«Je me suis toujours demandé pourquoi est-ce que l’on ne parle jamais des collections des fondations, sinon pour les saluer d’un quadruple hourra !», s’étonne le peintre Farid Belkahia. Son étonnement s’explique par une tendance globale remarquée, les deux dernières années, chez plusieurs fondations qui possèdent une collection d’oeuvres plastiques : elles ont soit limité leurs acquisitions, soit carrément arrêté d’acheter. L’une des plus importantes collections d’oeuvres de peintres marocains appartient à la Fondation de l’ONA.
Selon plusieurs professionnels des arts plastiques au Maroc, cette fondation n’achète plus. Et elle n’est pas la seule, même si les responsables de communication à la BCM, également dépositaire d’une impressionnante collection de peintures, ainsi que ceux de la Société générale affirment toujours acquérir des oeuvres. Rhita Triki, responsable de communication à la BCM, concède néanmoins que les acquisitions ont «ralenti». À cela, il existe plusieurs raisons. «Les fondations estiment qu’elles ont acheté suffisamment d’oeuvres, qu’elles ont une collection, qu’elles se sont acquittées d’un devoir. Et puis ça suffit ! C’est dommage, parce que le propre d’une collection est de respirer la vie», estime le peintre Fouad Bellamine. Les fondations verrouillent ainsi leur collection au bout d’un nombre d’années. Elles embaument les peintres, puisqu’elles ne les accompagnent pas jusqu’au bout de leur aventure.
Une collection fermée est bonne à garnir les salles d’un musée.

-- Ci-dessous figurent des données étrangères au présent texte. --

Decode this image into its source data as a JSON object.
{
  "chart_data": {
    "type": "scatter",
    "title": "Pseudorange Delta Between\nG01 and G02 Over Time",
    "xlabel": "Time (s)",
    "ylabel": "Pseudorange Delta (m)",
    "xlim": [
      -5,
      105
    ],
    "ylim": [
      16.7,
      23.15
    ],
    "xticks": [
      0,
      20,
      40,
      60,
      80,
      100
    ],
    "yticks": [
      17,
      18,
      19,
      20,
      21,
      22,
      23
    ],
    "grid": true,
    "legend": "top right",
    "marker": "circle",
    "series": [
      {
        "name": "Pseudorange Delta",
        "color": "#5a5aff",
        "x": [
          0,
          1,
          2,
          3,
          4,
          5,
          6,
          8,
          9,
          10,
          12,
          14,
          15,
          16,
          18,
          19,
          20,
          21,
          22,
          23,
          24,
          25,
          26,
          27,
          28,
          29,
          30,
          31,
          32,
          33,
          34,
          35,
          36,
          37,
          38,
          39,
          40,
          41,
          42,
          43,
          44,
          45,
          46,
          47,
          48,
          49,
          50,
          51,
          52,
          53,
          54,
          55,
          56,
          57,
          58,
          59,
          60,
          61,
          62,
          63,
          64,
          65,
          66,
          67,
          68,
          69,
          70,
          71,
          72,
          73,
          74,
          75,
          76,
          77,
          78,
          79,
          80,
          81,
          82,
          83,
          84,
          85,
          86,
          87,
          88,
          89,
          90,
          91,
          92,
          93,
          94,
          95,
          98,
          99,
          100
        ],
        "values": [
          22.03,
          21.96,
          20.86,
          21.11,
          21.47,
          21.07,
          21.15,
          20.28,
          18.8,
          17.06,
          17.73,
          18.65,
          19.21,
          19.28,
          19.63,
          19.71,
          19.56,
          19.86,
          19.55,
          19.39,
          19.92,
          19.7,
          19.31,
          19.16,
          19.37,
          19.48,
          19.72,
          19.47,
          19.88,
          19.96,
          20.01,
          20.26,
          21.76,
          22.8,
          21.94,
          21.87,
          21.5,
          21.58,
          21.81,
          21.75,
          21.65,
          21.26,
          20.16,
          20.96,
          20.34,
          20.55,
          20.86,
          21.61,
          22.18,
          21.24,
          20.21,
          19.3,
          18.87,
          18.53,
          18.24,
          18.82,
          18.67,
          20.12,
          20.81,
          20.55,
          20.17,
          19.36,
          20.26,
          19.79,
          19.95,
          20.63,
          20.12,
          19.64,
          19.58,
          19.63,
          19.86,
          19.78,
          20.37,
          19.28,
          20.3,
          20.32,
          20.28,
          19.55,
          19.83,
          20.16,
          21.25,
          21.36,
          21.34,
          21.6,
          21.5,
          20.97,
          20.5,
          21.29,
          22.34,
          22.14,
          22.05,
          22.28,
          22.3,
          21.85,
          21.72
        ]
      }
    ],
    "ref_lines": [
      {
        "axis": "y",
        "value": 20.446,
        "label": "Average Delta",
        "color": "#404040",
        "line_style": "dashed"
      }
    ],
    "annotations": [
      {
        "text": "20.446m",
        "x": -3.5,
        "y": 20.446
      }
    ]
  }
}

Le propre de toute collection est de rester ouverte et de s’accroître par de nouvelles acquisitions. Et puis, de nombreuses personnes s’accordent à dire que la collection d’une fondation est l’oeuvre de son PDG. «La BCM a une collection valable grâce à la personnalité de son président Abdelaziz Alami», dit Farid Belkahia.
La fondation de l’ONA a connu son âge d’or, en matière d’oeuvres plastiques, lorsque Fouad Filali était à sa tête. Le choix des acquisitions d’une fondation est ainsi toujours conforme au goût de la personne qui la dirige. Personne ne peut trouver à redire à cela. «Une fondation est une structure indépendante. Elle a la liberté d’acheter qui elle veut, quand elle veut, et d’arrêter d’acheter quand elle le veut. Il faut toujours garder cela à l’esprit», souligne Belkahia. Le hic, c’est que lorsqu’un président éprouve moins de sensibilité que son précédent pour les arts plastiques, c’est toute la collection qui en pâtit. Il n’existe pas en effet une politique d’acquisition claire dans ce sens. Comme il existe rarement une réserve pour conserver les oeuvres d’art. À l’origine, les institutions achetaient des oeuvres pour décorer leurs bureaux.

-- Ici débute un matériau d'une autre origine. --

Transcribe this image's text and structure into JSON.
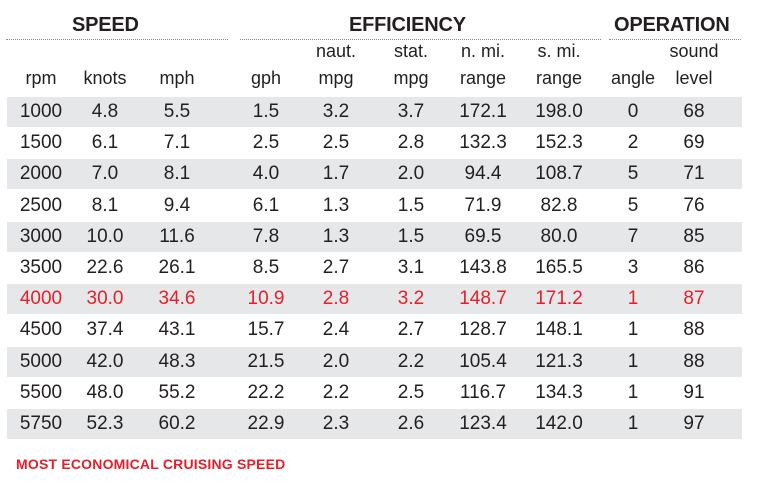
{
  "groups": {
    "speed": "SPEED",
    "efficiency": "EFFICIENCY",
    "operation": "OPERATION"
  },
  "headers": {
    "rpm": [
      "",
      "rpm"
    ],
    "knots": [
      "",
      "knots"
    ],
    "mph": [
      "",
      "mph"
    ],
    "gph": [
      "",
      "gph"
    ],
    "naut_mpg": [
      "naut.",
      "mpg"
    ],
    "stat_mpg": [
      "stat.",
      "mpg"
    ],
    "nmi_range": [
      "n. mi.",
      "range"
    ],
    "smi_range": [
      "s. mi.",
      "range"
    ],
    "angle": [
      "",
      "angle"
    ],
    "sound": [
      "sound",
      "level"
    ]
  },
  "chart_data": {
    "type": "table",
    "columns": [
      "rpm",
      "knots",
      "mph",
      "gph",
      "naut. mpg",
      "stat. mpg",
      "n. mi. range",
      "s. mi. range",
      "angle",
      "sound level"
    ],
    "rows": [
      [
        "1000",
        "4.8",
        "5.5",
        "1.5",
        "3.2",
        "3.7",
        "172.1",
        "198.0",
        "0",
        "68"
      ],
      [
        "1500",
        "6.1",
        "7.1",
        "2.5",
        "2.5",
        "2.8",
        "132.3",
        "152.3",
        "2",
        "69"
      ],
      [
        "2000",
        "7.0",
        "8.1",
        "4.0",
        "1.7",
        "2.0",
        "94.4",
        "108.7",
        "5",
        "71"
      ],
      [
        "2500",
        "8.1",
        "9.4",
        "6.1",
        "1.3",
        "1.5",
        "71.9",
        "82.8",
        "5",
        "76"
      ],
      [
        "3000",
        "10.0",
        "11.6",
        "7.8",
        "1.3",
        "1.5",
        "69.5",
        "80.0",
        "7",
        "85"
      ],
      [
        "3500",
        "22.6",
        "26.1",
        "8.5",
        "2.7",
        "3.1",
        "143.8",
        "165.5",
        "3",
        "86"
      ],
      [
        "4000",
        "30.0",
        "34.6",
        "10.9",
        "2.8",
        "3.2",
        "148.7",
        "171.2",
        "1",
        "87"
      ],
      [
        "4500",
        "37.4",
        "43.1",
        "15.7",
        "2.4",
        "2.7",
        "128.7",
        "148.1",
        "1",
        "88"
      ],
      [
        "5000",
        "42.0",
        "48.3",
        "21.5",
        "2.0",
        "2.2",
        "105.4",
        "121.3",
        "1",
        "88"
      ],
      [
        "5500",
        "48.0",
        "55.2",
        "22.2",
        "2.2",
        "2.5",
        "116.7",
        "134.3",
        "1",
        "91"
      ],
      [
        "5750",
        "52.3",
        "60.2",
        "22.9",
        "2.3",
        "2.6",
        "123.4",
        "142.0",
        "1",
        "97"
      ]
    ],
    "highlight_row_index": 6,
    "highlight_color": "#e3202b",
    "shade_color": "#e6e7e8"
  },
  "footnote": "MOST ECONOMICAL CRUISING SPEED"
}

Au bout d’un certain nombre d’années, les bureaux sont ornés de tableaux. L’idée de créer un fonds s’ensuit. Une fois qu’on juge que la collection du fonds est accomplie, on décide qu’il n’existe plus d’espace pour accueillir de nouveaux peintres. La solution pour que ces fondations restent vivantes et continuent de jouer un rôle dynamisant des arts plastiques dans notre pays, serait peut-être de recycler les oeuvres. Toutes les toiles qu’elles possèdent ne se valent pas pareillement. Il n’y a aucun mal à se défaire d’une oeuvre pour en acheter une autre.